Magazine Cinema
Regia: David Cronenberg
Cast: Viggo Mortensen, Naomi Watts, Vincent Cassel, Armin Mueller-Stahl
Anno di produzione: 2007
David Cronenberg non delude mai.
“ La promessa dell’assassino” è una parabola crudele e disincantata raccontata con lo stesso distacco e la stessa intelligenza del capolavoro che l’aveva preceduta, “ A history of violence”. Il lavoro di Cronenberg si trasforma, sempre di più, in uno studio antropologico sulla violenza, a livello fisico e mentale, scava nelle sue derive patologiche, insita com’è nell’uomo: l’uomo è un animale. La sua bestialità è alle radici di tutto, perfino della famiglia, il nucleo che è alla base di entrambi i film di Cronenberg. Potremmo dire che “ La promessa dell’assassino” è una riflessione sul confine labile tra "bene" e "male", su quel senso di impotenza, di fragilità, di umiliazione del bene nei confronti del male. In poche parole, si racconta una Londra periferica, ferita e dilaniata dalle violenze di una famiglia russa capeggiata da un tale Semyon.

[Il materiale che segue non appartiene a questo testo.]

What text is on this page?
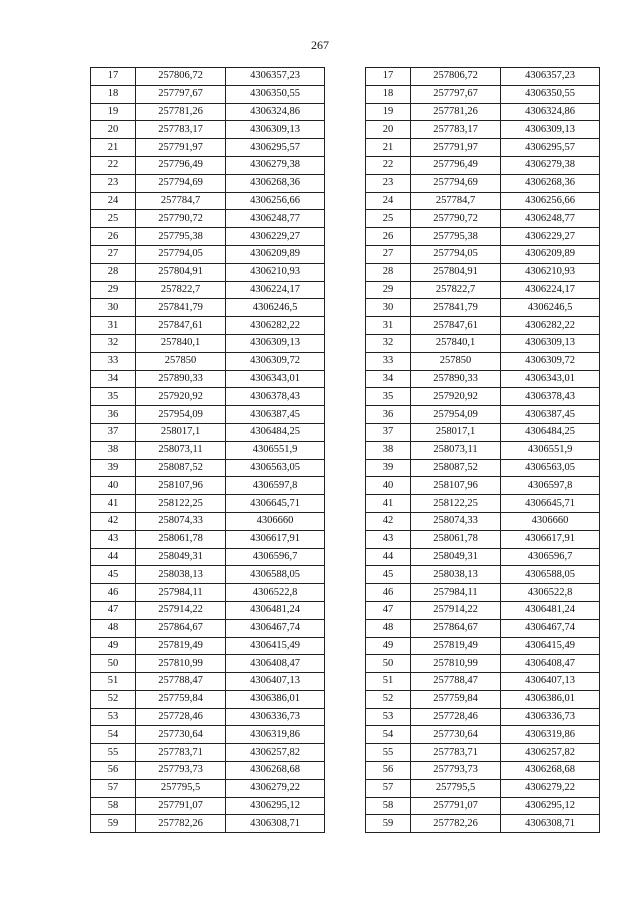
267
17	257806,72	4306357,23
18	257797,67	4306350,55
19	257781,26	4306324,86
20	257783,17	4306309,13
21	257791,97	4306295,57
22	257796,49	4306279,38
23	257794,69	4306268,36
24	257784,7	4306256,66
25	257790,72	4306248,77
26	257795,38	4306229,27
27	257794,05	4306209,89
28	257804,91	4306210,93
29	257822,7	4306224,17
30	257841,79	4306246,5
31	257847,61	4306282,22
32	257840,1	4306309,13
33	257850	4306309,72
34	257890,33	4306343,01
35	257920,92	4306378,43
36	257954,09	4306387,45
37	258017,1	4306484,25
38	258073,11	4306551,9
39	258087,52	4306563,05
40	258107,96	4306597,8
41	258122,25	4306645,71
42	258074,33	4306660
43	258061,78	4306617,91
44	258049,31	4306596,7
45	258038,13	4306588,05
46	257984,11	4306522,8
47	257914,22	4306481,24
48	257864,67	4306467,74
49	257819,49	4306415,49
50	257810,99	4306408,47
51	257788,47	4306407,13
52	257759,84	4306386,01
53	257728,46	4306336,73
54	257730,64	4306319,86
55	257783,71	4306257,82
56	257793,73	4306268,68
57	257795,5	4306279,22
58	257791,07	4306295,12
59	257782,26	4306308,71
17	257806,72	4306357,23
18	257797,67	4306350,55
19	257781,26	4306324,86
20	257783,17	4306309,13
21	257791,97	4306295,57
22	257796,49	4306279,38
23	257794,69	4306268,36
24	257784,7	4306256,66
25	257790,72	4306248,77
26	257795,38	4306229,27
27	257794,05	4306209,89
28	257804,91	4306210,93
29	257822,7	4306224,17
30	257841,79	4306246,5
31	257847,61	4306282,22
32	257840,1	4306309,13
33	257850	4306309,72
34	257890,33	4306343,01
35	257920,92	4306378,43
36	257954,09	4306387,45
37	258017,1	4306484,25
38	258073,11	4306551,9
39	258087,52	4306563,05
40	258107,96	4306597,8
41	258122,25	4306645,71
42	258074,33	4306660
43	258061,78	4306617,91
44	258049,31	4306596,7
45	258038,13	4306588,05
46	257984,11	4306522,8
47	257914,22	4306481,24
48	257864,67	4306467,74
49	257819,49	4306415,49
50	257810,99	4306408,47
51	257788,47	4306407,13
52	257759,84	4306386,01
53	257728,46	4306336,73
54	257730,64	4306319,86
55	257783,71	4306257,82
56	257793,73	4306268,68
57	257795,5	4306279,22
58	257791,07	4306295,12
59	257782,26	4306308,71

Mortesten, killer su commissione, ancora una volta al servizio di Cronenberg si dimostra il suo attore feticcio, è il personaggio apparentemente più freddo e distaccato, ma in verità, per quanto possa sembrare paradossale, il più " caldo" e azzarderei "umano". E’ un’umanità dilaniata, dalle radici russe dove riecheggiano temi come la schiavitù e la pietà, temi che si susseguono in momenti di grande cinema: il viscido personaggio interpretato da Vincent Cassel, figlio di Semyon, che scruta la neonata a cui sta per sparare. E non lo fa. La tenerezza antitetica del personaggio di Naomi Watts, catapultata in un vero e proprio incubo a occhi aperti. Ma è un incubo nuovo nel cinema di Cronenberg, lontano anni luce – per stile, forse non per contenuto - dal suo cinema precedente al già citato “ A history of violence”. E’ un incubo reale, ed è trattato come tale. I mostri sono gli uomini. Tra sangue, famiglia, morte e violenza atavica Cronenberg ha la grande capacità di eclissarsi, di girare un film dove è l’immagine reale a raccontare, senza particolari vezzi registici e con una maturità che si trova in pochi altri autori contemporanei. Possiamo vedere, difatti, in forma allusiva e chirurgicamente spietata, la decadenza e la tragedia del mondo contemporaneo, la sua impassibile brutalità. C'è sempre un velo da sollevare, una realtà apparente che nasconde il marcio che c'è sotto: Cronenberg non fa altro che sollevare quel velo per farci vedere da vicino. E turba, e scuote, come solo i grandi registi sanno fare.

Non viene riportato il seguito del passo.